Controvérsia.
A controvérsia consiste em saber se, tendo falecido o executado e inexistindo notícia sobre a abertura formal de inventário, a citação do espólio na figura do administrador provisório pressupõe que a exequente diligencie antes a real e concreta situação do devedor.

Exemplo didático.
Imagine que Pedro faleceu, deixando uma série de bens e uma dívida significativa com a Fazenda Pública. Pedro era casado com Ana, e eles não tinham filhos. Após o falecimento de Pedro, sua família ainda não iniciou o processo formal de inventário.

A Fazenda Pública, interessada em recuperar a dívida, precisa citar o espólio de Pedro. No entanto, como ninguém iniciou o inventário, não há um inventariante formalmente nomeado para representar o espólio. Nesse contexto, o Estado decide pedir a citação de Ana como administradora provisória do espólio, uma vez que ela era casada com Pedro e continua residindo na casa que dividiam.

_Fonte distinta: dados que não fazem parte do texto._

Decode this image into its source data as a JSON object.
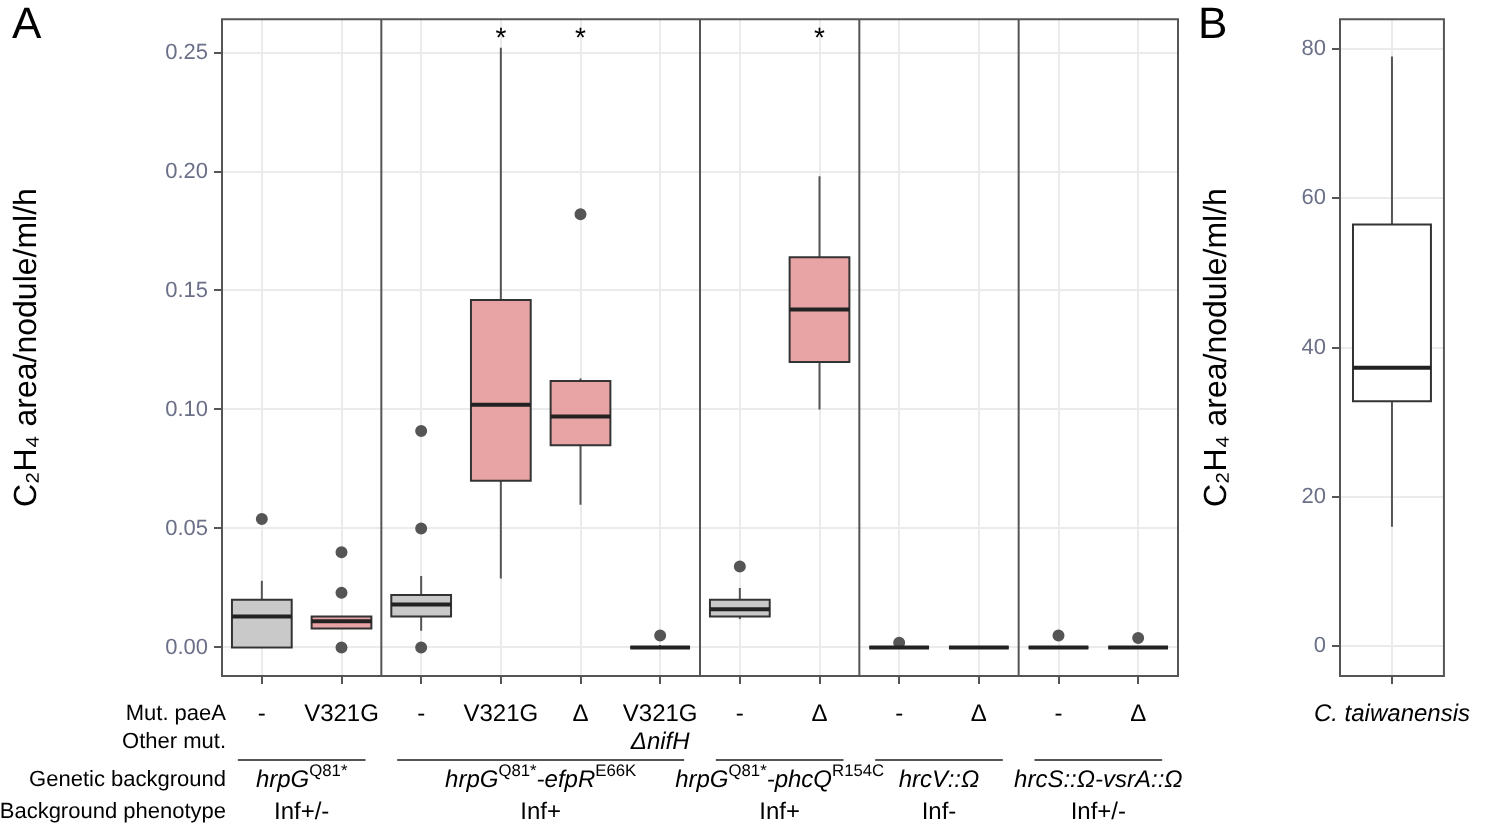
{
  "chart_data": [
    {
      "type": "box",
      "title": "A",
      "ylabel": "C₂H₄ area/nodule/ml/h",
      "xlabel": "Mut. paeA",
      "categories": [
        "-",
        "V321G",
        "-",
        "V321G",
        "Δ",
        "V321G",
        "-",
        "Δ",
        "-",
        "Δ",
        "-",
        "Δ"
      ],
      "colors": [
        "#c9c9c9",
        "#e8a3a5",
        "#c9c9c9",
        "#e8a3a5",
        "#e8a3a5",
        "#333333",
        "#c9c9c9",
        "#e8a3a5",
        "#333333",
        "#333333",
        "#333333",
        "#333333"
      ],
      "boxes": [
        {
          "low": 0,
          "q1": 0,
          "median": 0.013,
          "q3": 0.02,
          "high": 0.028,
          "outliers": [
            0.054
          ]
        },
        {
          "low": 0.008,
          "q1": 0.008,
          "median": 0.011,
          "q3": 0.013,
          "high": 0.013,
          "outliers": [
            0.04,
            0.023,
            0
          ]
        },
        {
          "low": 0.007,
          "q1": 0.013,
          "median": 0.018,
          "q3": 0.022,
          "high": 0.03,
          "outliers": [
            0.091,
            0.05,
            0
          ]
        },
        {
          "low": 0.029,
          "q1": 0.07,
          "median": 0.102,
          "q3": 0.146,
          "high": 0.252
        },
        {
          "low": 0.06,
          "q1": 0.085,
          "median": 0.097,
          "q3": 0.112,
          "high": 0.113,
          "outliers": [
            0.182
          ]
        },
        {
          "low": 0,
          "q1": 0,
          "median": 0,
          "q3": 0,
          "high": 0.001,
          "outliers": [
            0.005
          ]
        },
        {
          "low": 0.012,
          "q1": 0.013,
          "median": 0.016,
          "q3": 0.02,
          "high": 0.025,
          "outliers": [
            0.034
          ]
        },
        {
          "low": 0.1,
          "q1": 0.12,
          "median": 0.142,
          "q3": 0.164,
          "high": 0.198
        },
        {
          "low": 0,
          "q1": 0,
          "median": 0,
          "q3": 0,
          "high": 0,
          "outliers": [
            0.002
          ]
        },
        {
          "low": 0,
          "q1": 0,
          "median": 0,
          "q3": 0,
          "high": 0
        },
        {
          "low": 0,
          "q1": 0,
          "median": 0,
          "q3": 0,
          "high": 0,
          "outliers": [
            0.005
          ]
        },
        {
          "low": 0,
          "q1": 0,
          "median": 0,
          "q3": 0,
          "high": 0,
          "outliers": [
            0.004
          ]
        }
      ],
      "value_labels": [
        null,
        null,
        null,
        "*",
        "*",
        null,
        null,
        "*",
        null,
        null,
        null,
        null
      ],
      "ylim": [
        -0.012,
        0.264
      ],
      "yticks": [
        {
          "value": 0,
          "label": "0.00"
        },
        {
          "value": 0.05,
          "label": "0.05"
        },
        {
          "value": 0.1,
          "label": "0.10"
        },
        {
          "value": 0.15,
          "label": "0.15"
        },
        {
          "value": 0.2,
          "label": "0.20"
        },
        {
          "value": 0.25,
          "label": "0.25"
        }
      ],
      "grid": true,
      "annotations": [
        "Other mut.",
        "ΔnifH",
        "Genetic background",
        "hrpG$^{Q81*}$",
        "hrpG$^{Q81*}$-efpR$^{E66K}$",
        "hrpG$^{Q81*}$-phcQ$^{R154C}$",
        "hrcV::Ω",
        "hrcS::Ω-vsrA::Ω",
        "Background phenotype",
        "Inf+/-",
        "Inf+",
        "Inf+",
        "Inf-",
        "Inf+/-"
      ]
    },
    {
      "type": "box",
      "title": "B",
      "ylabel": "C₂H₄ area/nodule/ml/h",
      "categories": [
        "C. taiwanensis"
      ],
      "colors": [
        "#ffffff"
      ],
      "boxes": [
        {
          "low": 16,
          "q1": 32.8,
          "median": 37.3,
          "q3": 56.5,
          "high": 79
        }
      ],
      "ylim": [
        -4,
        84
      ],
      "yticks": [
        0,
        20,
        40,
        60,
        80
      ],
      "grid": true
    }
  ]
}
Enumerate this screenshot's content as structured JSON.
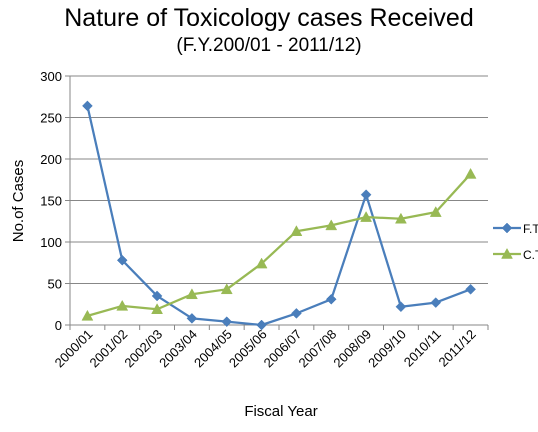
{
  "chart_data": {
    "type": "line",
    "title": "Nature of Toxicology cases Received",
    "subtitle": "(F.Y.200/01 - 2011/12)",
    "xlabel": "Fiscal Year",
    "ylabel": "No.of Cases",
    "categories": [
      "2000/01",
      "2001/02",
      "2002/03",
      "2003/04",
      "2004/05",
      "2005/06",
      "2006/07",
      "2007/08",
      "2008/09",
      "2009/10",
      "2010/11",
      "2011/12"
    ],
    "ylim": [
      0,
      300
    ],
    "yticks": [
      "0",
      "50",
      "100",
      "150",
      "200",
      "250",
      "300"
    ],
    "grid": true,
    "legend_position": "right",
    "series": [
      {
        "name": "F.Tox",
        "color": "#4a7ebb",
        "marker": "diamond",
        "values": [
          264,
          78,
          35,
          8,
          4,
          0,
          14,
          31,
          157,
          22,
          27,
          43
        ]
      },
      {
        "name": "C.Tox",
        "color": "#98b954",
        "marker": "triangle",
        "values": [
          11,
          23,
          19,
          37,
          43,
          74,
          113,
          120,
          130,
          128,
          136,
          182
        ]
      }
    ]
  }
}
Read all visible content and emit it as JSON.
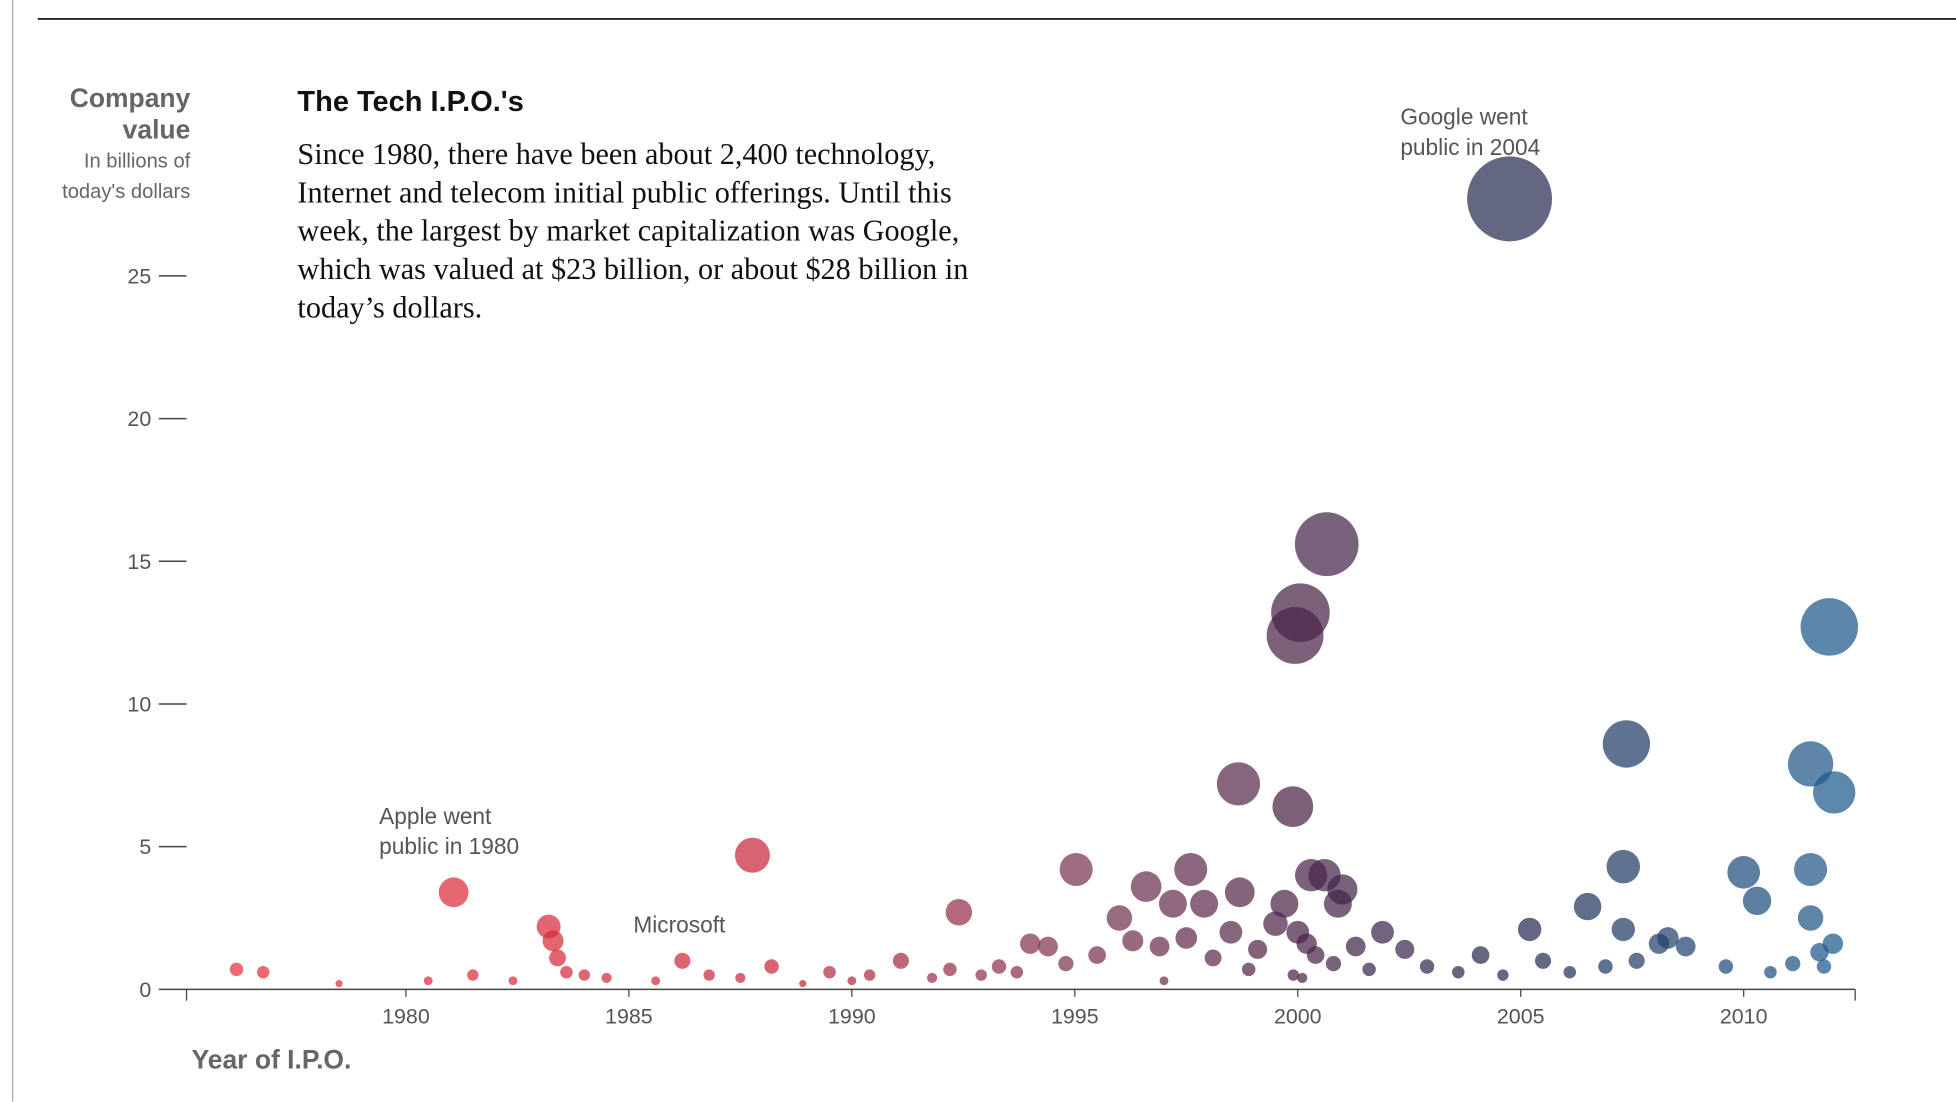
{
  "chart_data": {
    "type": "bubble",
    "title": "The Tech I.P.O.'s",
    "description_lines": [
      "Since 1980, there have been about 2,400 technology,",
      "Internet and telecom initial public offerings. Until this",
      "week, the largest by market capitalization was Google,",
      "which was valued at $23 billion, or about $28 billion in",
      "today’s dollars."
    ],
    "y_label_lines": [
      "Company",
      "value"
    ],
    "y_sublabel_lines": [
      "In billions of",
      "today's dollars"
    ],
    "x_label": "Year of I.P.O.",
    "annotations": [
      {
        "lines": [
          "Google went",
          "public in 2004"
        ],
        "x": 2002.3,
        "y": 30.3
      },
      {
        "lines": [
          "Apple went",
          "public in 1980"
        ],
        "x": 1979.4,
        "y": 5.8
      },
      {
        "lines": [
          "Microsoft"
        ],
        "x": 1985.1,
        "y": 2.0
      }
    ],
    "xlim": [
      1975.08,
      2012.5
    ],
    "ylim": [
      0,
      28
    ],
    "xticks": [
      1980,
      1985,
      1990,
      1995,
      2000,
      2005,
      2010
    ],
    "yticks": [
      0,
      5,
      10,
      15,
      20,
      25
    ],
    "color_stops": [
      {
        "x": 1976,
        "color": "#e8303c"
      },
      {
        "x": 1988,
        "color": "#c8283c"
      },
      {
        "x": 1995,
        "color": "#7a3552"
      },
      {
        "x": 2000,
        "color": "#4a2448"
      },
      {
        "x": 2005,
        "color": "#262c52"
      },
      {
        "x": 2012,
        "color": "#1d5a8c"
      }
    ],
    "x": [
      2004.75,
      2000.65,
      2000.06,
      1999.94,
      2011.92,
      2007.37,
      2011.5,
      2012.03,
      1998.67,
      1999.89,
      1981.07,
      1987.77,
      1995.03,
      1997.6,
      1996.6,
      1992.4,
      1997.2,
      1997.9,
      1998.7,
      1996.0,
      2007.3,
      2006.5,
      2005.2,
      2010.0,
      2010.3,
      2011.5,
      2011.5,
      2007.3,
      2008.1,
      2008.7,
      2000.3,
      2000.6,
      2001.0,
      2000.9,
      1999.7,
      1994.0,
      1994.4,
      1983.2,
      1983.3,
      1983.4,
      1984.0,
      1986.2,
      1976.2,
      1976.8,
      1978.5,
      1980.5,
      1981.5,
      1982.4,
      1983.6,
      1984.5,
      1985.6,
      1986.8,
      1987.5,
      1988.2,
      1988.9,
      1989.5,
      1990.0,
      1990.4,
      1991.1,
      1991.8,
      1992.2,
      1992.9,
      1993.3,
      1993.7,
      1994.8,
      1995.5,
      1996.3,
      1996.9,
      1997.5,
      1998.1,
      1998.5,
      1999.1,
      1999.5,
      2000.0,
      2000.2,
      2000.4,
      2000.8,
      2001.3,
      2001.6,
      2001.9,
      2002.4,
      2002.9,
      2003.6,
      2004.1,
      2004.6,
      2005.5,
      2006.1,
      2006.9,
      2007.6,
      2008.3,
      2009.6,
      2010.6,
      2011.1,
      2011.7,
      2012.0,
      1999.9,
      2000.1,
      1998.9,
      1997.0,
      2011.8
    ],
    "values": [
      27.7,
      15.6,
      13.2,
      12.4,
      12.7,
      8.6,
      7.9,
      6.9,
      7.2,
      6.4,
      3.4,
      4.7,
      4.2,
      4.2,
      3.6,
      2.7,
      3.0,
      3.0,
      3.4,
      2.5,
      4.3,
      2.9,
      2.1,
      4.1,
      3.1,
      4.2,
      2.5,
      2.1,
      1.6,
      1.5,
      4.0,
      4.0,
      3.5,
      3.0,
      3.0,
      1.6,
      1.5,
      2.2,
      1.7,
      1.1,
      0.5,
      1.0,
      0.7,
      0.6,
      0.2,
      0.3,
      0.5,
      0.3,
      0.6,
      0.4,
      0.3,
      0.5,
      0.4,
      0.8,
      0.2,
      0.6,
      0.3,
      0.5,
      1.0,
      0.4,
      0.7,
      0.5,
      0.8,
      0.6,
      0.9,
      1.2,
      1.7,
      1.5,
      1.8,
      1.1,
      2.0,
      1.4,
      2.3,
      2.0,
      1.6,
      1.2,
      0.9,
      1.5,
      0.7,
      2.0,
      1.4,
      0.8,
      0.6,
      1.2,
      0.5,
      1.0,
      0.6,
      0.8,
      1.0,
      1.8,
      0.8,
      0.6,
      0.9,
      1.3,
      1.6,
      0.5,
      0.4,
      0.7,
      0.3,
      0.8
    ]
  }
}
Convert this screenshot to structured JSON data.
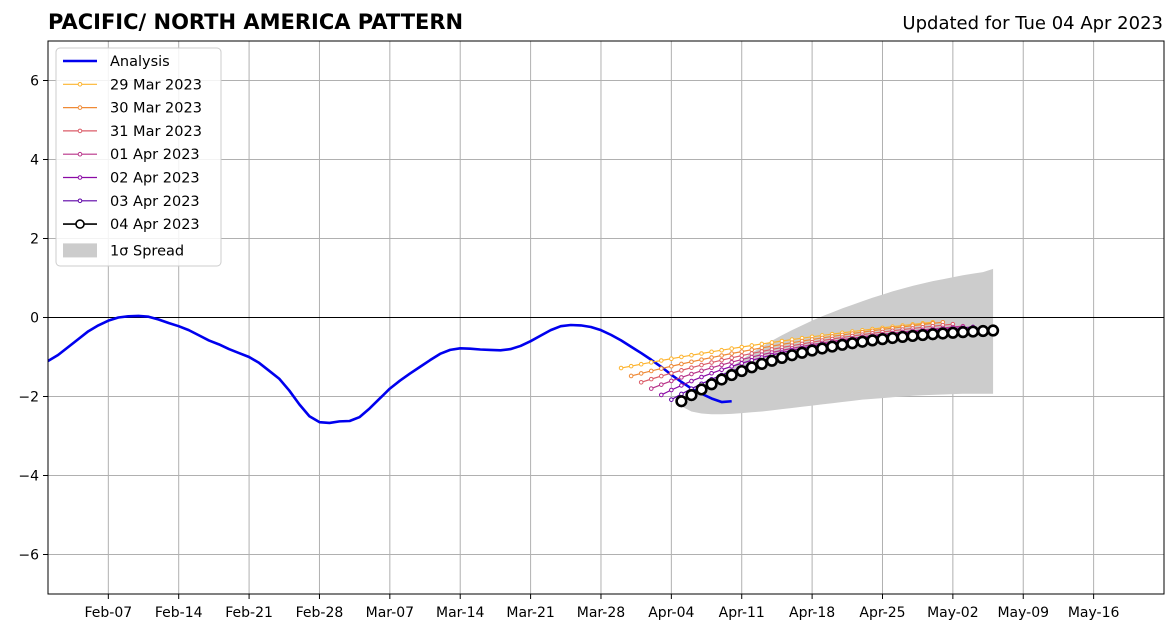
{
  "chart_data": {
    "type": "line",
    "title": "PACIFIC/ NORTH AMERICA PATTERN",
    "subtitle": "Updated for Tue 04 Apr 2023",
    "xlabel": "",
    "ylabel": "",
    "x_start": "2023-02-01",
    "x_end": "2023-05-23",
    "ylim": [
      -7,
      7
    ],
    "grid": true,
    "legend_position": "upper-left",
    "x_ticks": [
      "Feb-07",
      "Feb-14",
      "Feb-21",
      "Feb-28",
      "Mar-07",
      "Mar-14",
      "Mar-21",
      "Mar-28",
      "Apr-04",
      "Apr-11",
      "Apr-18",
      "Apr-25",
      "May-02",
      "May-09",
      "May-16"
    ],
    "y_ticks": [
      "−6",
      "−4",
      "−2",
      "0",
      "2",
      "4",
      "6"
    ],
    "analysis": {
      "name": "Analysis",
      "color": "#0000ee",
      "start": "2023-02-01",
      "values": [
        -1.1,
        -0.95,
        -0.75,
        -0.55,
        -0.35,
        -0.2,
        -0.08,
        0.0,
        0.03,
        0.04,
        0.02,
        -0.05,
        -0.14,
        -0.22,
        -0.32,
        -0.45,
        -0.58,
        -0.68,
        -0.8,
        -0.9,
        -1.0,
        -1.15,
        -1.35,
        -1.55,
        -1.85,
        -2.2,
        -2.5,
        -2.65,
        -2.67,
        -2.63,
        -2.62,
        -2.52,
        -2.3,
        -2.05,
        -1.8,
        -1.6,
        -1.42,
        -1.25,
        -1.08,
        -0.92,
        -0.82,
        -0.78,
        -0.79,
        -0.81,
        -0.82,
        -0.83,
        -0.8,
        -0.72,
        -0.6,
        -0.46,
        -0.32,
        -0.22,
        -0.19,
        -0.2,
        -0.24,
        -0.32,
        -0.44,
        -0.58,
        -0.74,
        -0.9,
        -1.07,
        -1.25,
        -1.45,
        -1.63,
        -1.8,
        -1.93,
        -2.05,
        -2.14,
        -2.12
      ]
    },
    "forecasts": [
      {
        "name": "29 Mar 2023",
        "color": "#fdb42f",
        "start": "2023-03-30",
        "y0": -1.28,
        "y1": -0.12,
        "curve": 0.3
      },
      {
        "name": "30 Mar 2023",
        "color": "#ef8a36",
        "start": "2023-03-31",
        "y0": -1.48,
        "y1": -0.12,
        "curve": 0.42
      },
      {
        "name": "31 Mar 2023",
        "color": "#db5c68",
        "start": "2023-04-01",
        "y0": -1.64,
        "y1": -0.17,
        "curve": 0.6
      },
      {
        "name": "01 Apr 2023",
        "color": "#b83289",
        "start": "2023-04-02",
        "y0": -1.8,
        "y1": -0.22,
        "curve": 0.8
      },
      {
        "name": "02 Apr 2023",
        "color": "#8b0aa5",
        "start": "2023-04-03",
        "y0": -1.96,
        "y1": -0.24,
        "curve": 1.0
      },
      {
        "name": "03 Apr 2023",
        "color": "#5c01a6",
        "start": "2023-04-04",
        "y0": -2.08,
        "y1": -0.27,
        "curve": 1.15
      },
      {
        "name": "04 Apr 2023",
        "color": "#000000",
        "start": "2023-04-05",
        "y0": -2.12,
        "y1": -0.33,
        "curve": 1.3
      }
    ],
    "spread": {
      "name": "1σ Spread",
      "color": "#cccccc",
      "start": "2023-04-05",
      "end": "2023-05-06",
      "upper": [
        -2.25,
        -2.05,
        -1.85,
        -1.65,
        -1.45,
        -1.25,
        -1.07,
        -0.9,
        -0.74,
        -0.59,
        -0.45,
        -0.32,
        -0.2,
        -0.08,
        0.03,
        0.13,
        0.23,
        0.32,
        0.41,
        0.5,
        0.58,
        0.66,
        0.73,
        0.8,
        0.86,
        0.92,
        0.97,
        1.02,
        1.07,
        1.11,
        1.15,
        1.23
      ],
      "lower": [
        -2.25,
        -2.38,
        -2.43,
        -2.45,
        -2.45,
        -2.44,
        -2.42,
        -2.4,
        -2.38,
        -2.35,
        -2.32,
        -2.29,
        -2.26,
        -2.23,
        -2.2,
        -2.17,
        -2.14,
        -2.11,
        -2.08,
        -2.06,
        -2.04,
        -2.02,
        -2.0,
        -1.98,
        -1.97,
        -1.96,
        -1.95,
        -1.94,
        -1.93,
        -1.93,
        -1.93,
        -1.93
      ]
    }
  }
}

De acordo com o artigo 1.797, I, do Código Civil, até que um inventariante seja compromissado, a administração da herança cabe, sucessivamente, ao cônjuge ou companheiro. Isso permite que Ana, na ausência de um inventário formal, atue como representante do espólio para lidar com questões judiciais, como a dívida com a Fazenda Pública.

Código Civil.
Art. 1.797. Até o compromisso do inventariante, a administração da herança caberá, sucessivamente:
I. ao cônjuge ou companheiro, se com o outro convivia ao tempo da abertura da sucessão;
II. ao herdeiro que estiver na posse e administração dos bens, e, se houver mais de um nessas condições, ao mais velho;
III. ao testamenteiro;
IV. a pessoa de confiança do juiz, na falta ou escusa das indicadas nos incisos antecedentes, ou quando tiverem de ser afastadas por motivo grave levado ao conhecimento do juiz.

Somente seria possível promover a citação na forma do art. 1.797, I, do CC se a Fazenda comprovasse a inexistência de inventário.
No caso, a Corte Regional compreendeu que, somente seria possível promover a citação na forma do art. 1.797, I, do CC (até o compromisso do inventariante, a administração da herança caberá, sucessivamente, ao cônjuge ou companheiro, se com o outro convivia ao tempo da abertura da sucessão […]) se a Fazenda comprovasse a inexistência de inventário.

O referido dispositivo (art. 1.797, I, do CC) tem como um dos principais propósitos facilitar a representação formal do espólio até que efetivamente se tenha notícia da abertura do inventário, de modo que exigir a confirmação da inexistência deste (do inventário) como requisito para citação do administrador provisório vai à contramão da norma, violando-a. Nas execuções, basta que não haja confirmação da abertura de inventário e da nomeação de inventariante para se admitir, a pedido da parte interessada, a citação do administrador provisório como representante processual do espólio/herança, conforme dispõem os arts. 613, 614 e 796 do CPC e o art. 1.797, I, do CC.

Ao pedir a citação do administrador provisório sem verificar se há inventário aberto, o autor da ação assume o risco.
Nesses casos, porém, a parte exequente assume o ônus de ver o ato de citação ser considerado viciado, se restar futuramente demonstrado que já existia inventário formal aberto (com a nomeação de inventariante) no momento da realização da comunicação do administrador provisório; isto é, compete ao exequente gerenciar esse risco processual, de modo a, anteriormente, diligenciar a existência de abertura de inventário, ou, querendo, assumir o ônus de requerer de imediato a citação do administrador provisório, sabendo que esse ato de comunicação pode vir a ser considerado inválido.
STJ. REsp n. 1.925.285/RS, relator Ministro Gurgel de Faria, Primeira Turma, julgado em 19/9/2023, DJe de 24/10/2023.